【日米地位協定】沖縄の不安と期待、石破氏が切り込む「パンドラの箱」

沖縄県宜野湾市。街の中心部に位置する米軍普天間飛行場から、今日も米軍機が轟音を響かせながら飛び立つ。2004年8月13日、沖縄国際大学のすぐそばに大型輸送ヘリコプターが墜落炎上する事故が発生した。街は騒然となり、住民は恐怖に震えた。

繰り返される悲劇、そして募る不信感

沖縄で鍵屋を営む宮里秀雄さん(61)は、事故当時を鮮明に覚えている。息子を塾に送り届けた帰り道、大学の近くでフェンスを乗り越えてくる米兵の姿が目に入った。「これはただごとではない」。嫌な予感は的中し、目の前には黒煙を上げるヘリコプターの姿があった。

事故現場は騒然とした雰囲気に包まれた。周辺に散乱するヘリの部品、規制線を張る軍服姿の米兵たち。宮里さんは咄嗟にカメラを取り出し、その光景を記録した。

しかし、衝撃的な出来事はこれだけではなかった。なんと、消火活動後、現場検証に入ろうとした日本の警察や消防隊員までもが米軍によって閉め出されてしまったのだ。「一体ここはどこの国なんだ?」。宮里さんの胸に、怒りと諦めが入り混じった複雑な感情が湧き上がった。
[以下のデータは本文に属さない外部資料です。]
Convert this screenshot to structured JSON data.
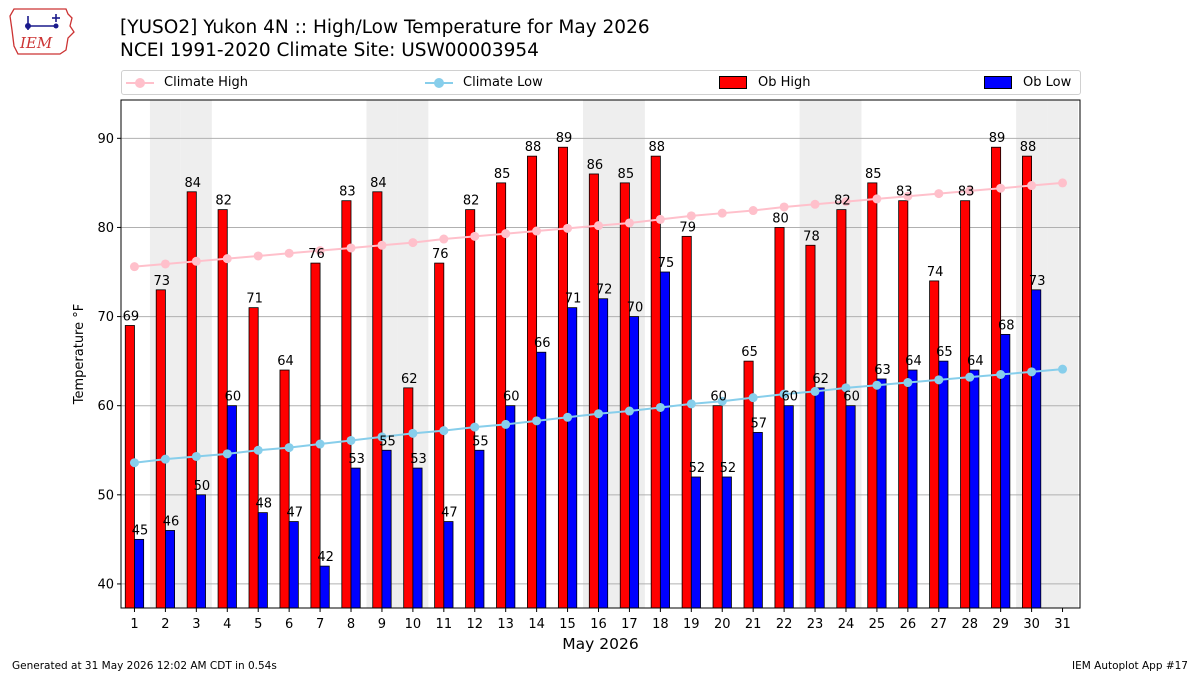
{
  "header": {
    "logo_text": "IEM",
    "title_line1": "[YUSO2] Yukon 4N :: High/Low Temperature for May 2026",
    "title_line2": "NCEI 1991-2020 Climate Site: USW00003954"
  },
  "footer": {
    "left": "Generated at 31 May 2026 12:02 AM CDT in 0.54s",
    "right": "IEM Autoplot App #17"
  },
  "chart_data": {
    "type": "bar",
    "xlabel": "May 2026",
    "ylabel": "Temperature °F",
    "ylim": [
      37.3,
      94.3
    ],
    "yticks": [
      40,
      50,
      60,
      70,
      80,
      90
    ],
    "grid": true,
    "legend_position": "top",
    "categories": [
      "1",
      "2",
      "3",
      "4",
      "5",
      "6",
      "7",
      "8",
      "9",
      "10",
      "11",
      "12",
      "13",
      "14",
      "15",
      "16",
      "17",
      "18",
      "19",
      "20",
      "21",
      "22",
      "23",
      "24",
      "25",
      "26",
      "27",
      "28",
      "29",
      "30",
      "31"
    ],
    "shaded_weekend_days": [
      2,
      3,
      9,
      10,
      16,
      17,
      23,
      24,
      30,
      31
    ],
    "series": [
      {
        "name": "Climate High",
        "kind": "line",
        "color": "#ffc0cb",
        "values": [
          75.6,
          75.9,
          76.2,
          76.5,
          76.8,
          77.1,
          77.4,
          77.7,
          78.0,
          78.3,
          78.7,
          79.0,
          79.3,
          79.6,
          79.9,
          80.2,
          80.5,
          80.9,
          81.3,
          81.6,
          81.9,
          82.3,
          82.6,
          82.9,
          83.2,
          83.5,
          83.8,
          84.1,
          84.4,
          84.7,
          85.0
        ]
      },
      {
        "name": "Climate Low",
        "kind": "line",
        "color": "#87ceeb",
        "values": [
          53.6,
          54.0,
          54.3,
          54.6,
          55.0,
          55.3,
          55.7,
          56.1,
          56.5,
          56.9,
          57.2,
          57.6,
          57.9,
          58.3,
          58.7,
          59.1,
          59.4,
          59.8,
          60.2,
          60.5,
          60.9,
          61.3,
          61.6,
          62.0,
          62.3,
          62.6,
          62.9,
          63.2,
          63.5,
          63.8,
          64.1
        ]
      },
      {
        "name": "Ob High",
        "kind": "bar",
        "color": "#ff0000",
        "values": [
          69,
          73,
          84,
          82,
          71,
          64,
          76,
          83,
          84,
          62,
          76,
          82,
          85,
          88,
          89,
          86,
          85,
          88,
          79,
          60,
          65,
          80,
          78,
          82,
          85,
          83,
          74,
          83,
          89,
          88,
          null
        ]
      },
      {
        "name": "Ob Low",
        "kind": "bar",
        "color": "#0000ff",
        "values": [
          45,
          46,
          50,
          60,
          48,
          47,
          42,
          53,
          55,
          53,
          47,
          55,
          60,
          66,
          71,
          72,
          70,
          75,
          52,
          52,
          57,
          60,
          62,
          60,
          63,
          64,
          65,
          64,
          68,
          73,
          null
        ]
      }
    ]
  }
}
日米地位協定に基づく「合意議事録」では、米軍機を含む米軍の財産に対して、日本の当局は捜索や検証を行う権利を持たないとされている。当時の沖縄県警は、航空危険行為処罰法違反の疑いで、現場検証と機体の差し押さえについて米軍側に同意を求めた。しかし、米軍はこれを事実上拒否し、事故からわずか3日後には機体の撤去を開始した。日本の主権を揺るがすかのような対応に、沖縄県民の怒りは頂点に達した。

石破氏の決意、そして沖縄の未来は?

[【日米地位協定】沖縄の不安と期待、石破氏が切り込む「パンドラの箱」

沖縄国際大学に墜落した米軍ヘリコプター。黒煙が空高く上がる(2004年8月13日、沖縄県宜野湾市、宮里秀雄さん提供)]

2004年当時、防衛庁長官としてこの事件に直面したのが、他ならぬ石破茂氏であった。

先月17日、自民党総裁選の演説会で石破氏は、当時の沖縄の理不尽な状況を振り返り、「これが主権国家なのか」と改めて疑問を呈した。そして、日米地位協定の改定について「少なくとも着手すべきだ」と力強く訴えた。

[【日米地位協定】沖縄の不安と期待、石破氏が切り込む「パンドラの箱」

沖縄国際大学(右側)に墜落した米軍ヘリコプター。現場は騒然とする(2004年8月13日、沖縄県宜野湾市、宮里秀雄さん提供)]

沖縄ではその後も、2016年には名護市沿岸でオスプレイが不時着、2023年には屋久島沖でオスプレイが墜落するなど、米軍機関連の事故が後を絶たない。その度に繰り返される米軍による一方的な現場掌握。沖縄県民の不安は消えるどころか、増すばかりである。

石破氏が切り込もうとしている「パンドラの箱」、日米地位協定。その行方は、沖縄の未来を大きく左右する。果たして、沖縄の願いは届くのだろうか。